Publisher: Macmillan

Published: 2003-10-21

Total Pages: 400

ISBN-13: 031230434X

DOWNLOAD EBOOK →

Young Rachel Kalama, growing up in Honolulu in the 1890s, is part of a big, loving Hawaiian family but, at the age of seven, Rachel's dreams are shattered by the discovery that she has leprosy.

The Dhammapada

The Dhammapada PDF

Author:

Publisher: Penguin UK

Published: 2010-08-26

Total Pages: 334

ISBN-13: 0141963557

DOWNLOAD EBOOK →

One of the best-known and best-loved works of Buddhist literature, the Dhammapada forms part of the oldest surviving body of Buddhist writings, and is traditionally regarded as the authentic teachings of the Buddha himself, spoken by him in his lifetime, and memorized and handed on by his followers after his death. A collection of simple verses gathered in themes such as 'awareness', 'fools' and 'old age', the Dhammapada is accessible, instructional and mind-clearing, with lessons in each verse to give ethical advice and to remind the listener of the transience of life. Valerie Roebuck's new translation is accompanied by an introduction examining the language of the Dhammapada, its status as literature and the school of Buddhist teaching from which it comes.

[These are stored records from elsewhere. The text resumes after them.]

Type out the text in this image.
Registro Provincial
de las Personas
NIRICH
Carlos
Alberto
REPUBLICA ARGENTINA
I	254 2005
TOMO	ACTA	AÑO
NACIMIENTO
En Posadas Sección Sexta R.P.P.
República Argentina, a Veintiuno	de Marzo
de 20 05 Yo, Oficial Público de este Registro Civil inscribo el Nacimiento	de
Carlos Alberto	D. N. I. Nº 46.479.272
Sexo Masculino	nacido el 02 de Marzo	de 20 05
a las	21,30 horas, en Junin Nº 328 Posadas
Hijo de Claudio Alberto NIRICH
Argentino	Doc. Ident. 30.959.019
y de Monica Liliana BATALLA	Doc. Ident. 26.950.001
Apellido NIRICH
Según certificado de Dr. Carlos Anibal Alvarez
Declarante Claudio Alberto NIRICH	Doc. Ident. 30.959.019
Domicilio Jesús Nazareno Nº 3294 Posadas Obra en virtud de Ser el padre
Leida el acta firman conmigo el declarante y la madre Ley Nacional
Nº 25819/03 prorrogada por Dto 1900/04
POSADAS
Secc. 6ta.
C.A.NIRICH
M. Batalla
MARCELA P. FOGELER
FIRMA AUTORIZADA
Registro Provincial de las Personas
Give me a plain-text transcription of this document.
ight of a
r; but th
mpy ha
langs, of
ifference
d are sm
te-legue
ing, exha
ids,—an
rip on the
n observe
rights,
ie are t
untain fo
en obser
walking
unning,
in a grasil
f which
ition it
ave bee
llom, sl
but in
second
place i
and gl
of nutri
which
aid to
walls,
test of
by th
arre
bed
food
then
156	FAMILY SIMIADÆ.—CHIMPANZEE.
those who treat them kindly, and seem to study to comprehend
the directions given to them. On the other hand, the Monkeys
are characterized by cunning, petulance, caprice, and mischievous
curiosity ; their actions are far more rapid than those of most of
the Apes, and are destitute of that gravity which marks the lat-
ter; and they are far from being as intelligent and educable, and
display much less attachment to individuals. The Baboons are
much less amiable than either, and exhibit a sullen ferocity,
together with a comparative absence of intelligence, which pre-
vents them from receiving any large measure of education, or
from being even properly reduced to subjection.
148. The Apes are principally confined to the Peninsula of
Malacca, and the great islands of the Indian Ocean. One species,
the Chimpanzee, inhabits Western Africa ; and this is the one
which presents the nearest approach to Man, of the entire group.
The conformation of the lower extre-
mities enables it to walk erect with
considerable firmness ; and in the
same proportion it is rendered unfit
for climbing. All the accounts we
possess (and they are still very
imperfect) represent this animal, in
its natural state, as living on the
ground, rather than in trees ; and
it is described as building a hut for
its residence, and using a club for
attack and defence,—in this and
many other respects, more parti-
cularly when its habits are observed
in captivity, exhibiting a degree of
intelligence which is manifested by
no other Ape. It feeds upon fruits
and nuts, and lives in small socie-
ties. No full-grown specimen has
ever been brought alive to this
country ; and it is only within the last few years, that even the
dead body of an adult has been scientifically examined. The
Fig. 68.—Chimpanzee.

The Snake and the Mongoose

The Snake and the Mongoose PDF

Author: Nathan McGovern

Publisher: Oxford University Press

Published: 2018-10-24

Total Pages: 368

ISBN-13: 0190640812

DOWNLOAD EBOOK →

Since the beginning of modern Indology in the 19th century, the relationship between the early Indian religions of Buddhism, Jainism, and Hinduism has been predicated on a perceived dichotomy between two meta-historical identities: "the Brahmans" (purveyors of the ancient Vedic texts and associated ritual system) and the newer "non-Brahmanical" sramana movements from which the Buddhists and Jains emerged. Textbook and scholarly accounts postulate an opposition between these two groups, citing the 2nd-century BCE Sanskrit grammarian Patañjali, who is often quoted erroneously as likening them to the proverbial enemies snake and mongoose. Scholars continue to privilege Brahmanical Hindu accounts of early Indian history, and further portray Buddhist and Jain deviations from those accounts as evidence of their opposition to a pre-existing Brahmanism. In The Snake and The Mongoose, Nathan McGovern turns this commonly-accepted model of the origins of the early Indian religions on its head. His book seeks to de-center the Hindu Brahman from our understanding of Indian religion by "taming the snake and the mongoose"--that is, by abandoning the anachronistic distinction between "Brahmanical" and "non-Brahmanical." Instead, McGovern allows the earliest articulations of identity in Indian religion to speak for themselves through a comparative reading of texts preserved by the three major groups that emerged from the social, political, cultural, and religious foment of the late first millennium BCE: the Buddhists and Jains as they represented themselves in their earliest sutras, and the Vedic Brahmans as they represented themselves in their Dharma Sutras. The picture that emerges is not of a fundamental dichotomy between Brahmanical and non-Brahmanical, but rather of many different groups who all saw themselves as Brahmanical. Thus, McGovern argues, it was through the contestation between these groups that the distinction between Brahmanical and non-Brahmanical--the snake and the mongoose--emerged.